DNV GL also conducted a socio-economical assessment, concluding that for the economy overall the games overall led to a negative net result of 15 890 million NOK in monetary terms. Of the positive non-monetary effects, enjoyable events and the predicted nationwide enthusiasm was considered the most significant. Non-monetary effects aside, the games would leave a legacy with a socio-economical worth of 2,45 billion NOK. This included mainly sporting venues (1 100 million NOK), infrastructure improvement (510 million NOK) and investment in security equipment (660 million NOK). Aside from the legacy, the difference between the public net cost of 21,7 billion NOK and the overall negative net result of 15,89 billion NOK consisted mainly of discounting the future cost to present value (3 930 million NOK) and positive effects for the tourism industry valued at 1 780 million NOK. The review considered the socio-economic costs of tax financing the event to 3 000 million NOK. The effects for the tourism industry were contested in the public debate, as research gives little support of a correlation between hosting the olympics and increased tourism. In the socio-economical assessment, the quality control review removed an alleged 4,9 billion NOK in positive effects of improved health in the population, finding no basis for the claim that hosting the olympics increases physical activity in the population.

=== Venues ===
The Oslo 2022 proposal included existing venues around Oslo itself, with a goal of hosting as many events as possible, including snow events, within Oslo's city limits. Certain Alpine events would be held in Lillehammer, which had hosted the 1994 Winter Olympics. Several new venues would also be constructed, and Valle Hovin would be renovated into an indoor arena. The following is the list of proposed venues for both the "Oslo Zone" and "Lillehammer Zone".
- Oslo Area
- Wyllerløypa – snowboarding
- Grefsenkollen – freestyle, snowboarding
- New arena in Stubberud – ice hockey
- Jordal Amfi – ice hockey
- Valle Hovin (renovated) – speed skating
- New arena in Lørenskog – curling
- Telenor Arena – figure skating and short track
- Holmenkollen – Nordic skiing
- Grønmo/Huken – biathlon

- Lillehammer Area
- Kvitfjell – alpine skiing
- Hafjell – alpine skiing
- Hunderfossen – bobsleigh, luge, skeleton

=== Accommodation ===
IOC requires 23,300 beds for accredited people (such as participants, leaders, journalists). This requirement is a little more than the hotel overall capacity of Oslo, Lillehammer and their surrounding areas. Since spectators and other Olympic-related visitors would have to be accommodated, more rooms would be needed. As a result, there were plans to arrange for there to be at least 3,000 additional temporary beds for visitors.

=== Transport ===
Olympic visitors would arrive at Oslo Airport, which receives intercontinental flights. Road and rail connections to all venues in the Lillehammer area would be provided, including a four-lane motorway between Oslo and Lillehammer (route E6).

==Previous bids==

Oslo bid to host the 1932 and 1944 Winter Olympics but lost to Lake Placid and Cortina d'Ampezzo respectively (the 1944 games were cancelled because of World War II). Oslo went on to successfully bid to host the 1952 Winter Olympics. The city later bid to host the 1968 Winter Olympics but lost to Grenoble.
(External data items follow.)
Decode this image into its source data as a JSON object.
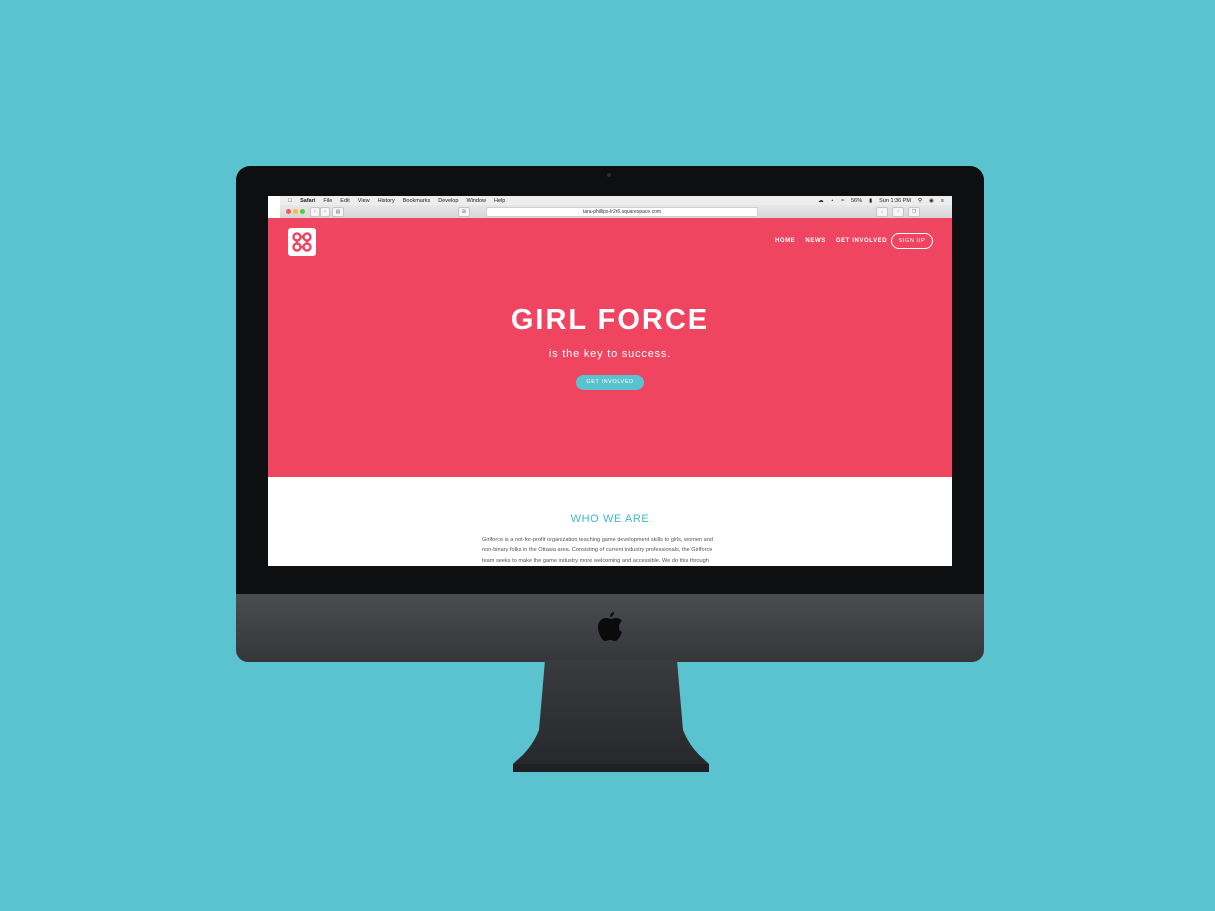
{
  "colors": {
    "background": "#5bc3cf",
    "hero": "#ef4560",
    "accent": "#58c3cf",
    "heading_teal": "#3fb8c9"
  },
  "mac_menubar": {
    "apple_icon": "apple-icon",
    "items": [
      "Safari",
      "File",
      "Edit",
      "View",
      "History",
      "Bookmarks",
      "Develop",
      "Window",
      "Help"
    ],
    "battery": "56%",
    "clock": "Sun 1:36 PM"
  },
  "browser": {
    "url": "tara-phillips-lr2r6.squarespace.com"
  },
  "site": {
    "logo_icon": "command-key-icon",
    "nav": [
      "HOME",
      "NEWS",
      "GET INVOLVED"
    ],
    "signup_label": "SIGN UP",
    "hero_title": "GIRL FORCE",
    "hero_subtitle": "is the key to success.",
    "hero_button": "GET INVOLVED",
    "section_title": "WHO WE ARE",
    "section_lines": [
      "Girlforce is a not-for-profit organization teaching game development skills to girls, women and",
      "non-binary folks in the Ottawa area. Consisting of current industry professionals, the Girlforce",
      "team seeks to make the game industry more welcoming and accessible. We do this through"
    ]
  }
}
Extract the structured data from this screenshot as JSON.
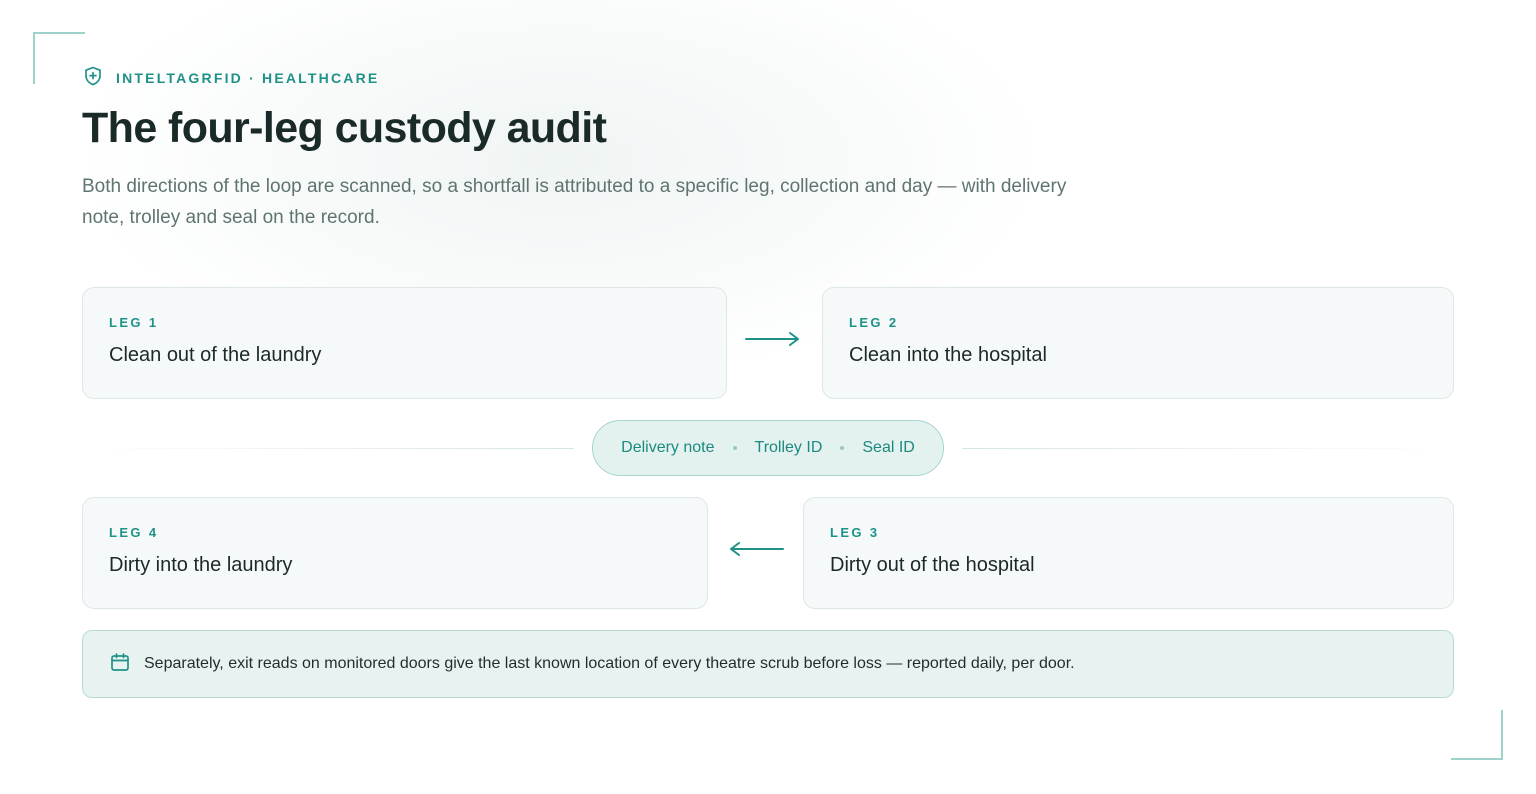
{
  "eyebrow": {
    "text": "INTELTAGRFID · HEALTHCARE",
    "icon": "shield-plus-icon"
  },
  "title": "The four-leg custody audit",
  "subtitle": "Both directions of the loop are scanned, so a shortfall is attributed to a specific leg, collection and day — with delivery note, trolley and seal on the record.",
  "legs": [
    {
      "label": "LEG 1",
      "title": "Clean out of the laundry"
    },
    {
      "label": "LEG 2",
      "title": "Clean into the hospital"
    },
    {
      "label": "LEG 3",
      "title": "Dirty out of the hospital"
    },
    {
      "label": "LEG 4",
      "title": "Dirty into the laundry"
    }
  ],
  "record": {
    "items": [
      "Delivery note",
      "Trolley ID",
      "Seal ID"
    ]
  },
  "note": {
    "icon": "calendar-icon",
    "text": "Separately, exit reads on monitored doors give the last known location of every theatre scrub before loss — reported daily, per door."
  },
  "colors": {
    "accent": "#1f9288",
    "card_bg": "#f6f9f9",
    "card_border": "#dde8e6",
    "pill_bg": "#e3f1ef",
    "note_bg": "#e8f3f1"
  }
}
===Previous bids from other Norwegian cities===

Lillehammer bid to host the 1992 Winter Olympics but lost to Albertville. Lillehammer successfully bid to host the 1994 Winter Olympics. The city also bid to host the 2012 Winter Youth Olympics but failed to become a candidate (the games were ultimately awarded to Innsbruck). Lillehammer went on to submit an uncontested bid for the 2016 Winter Youth Olympics.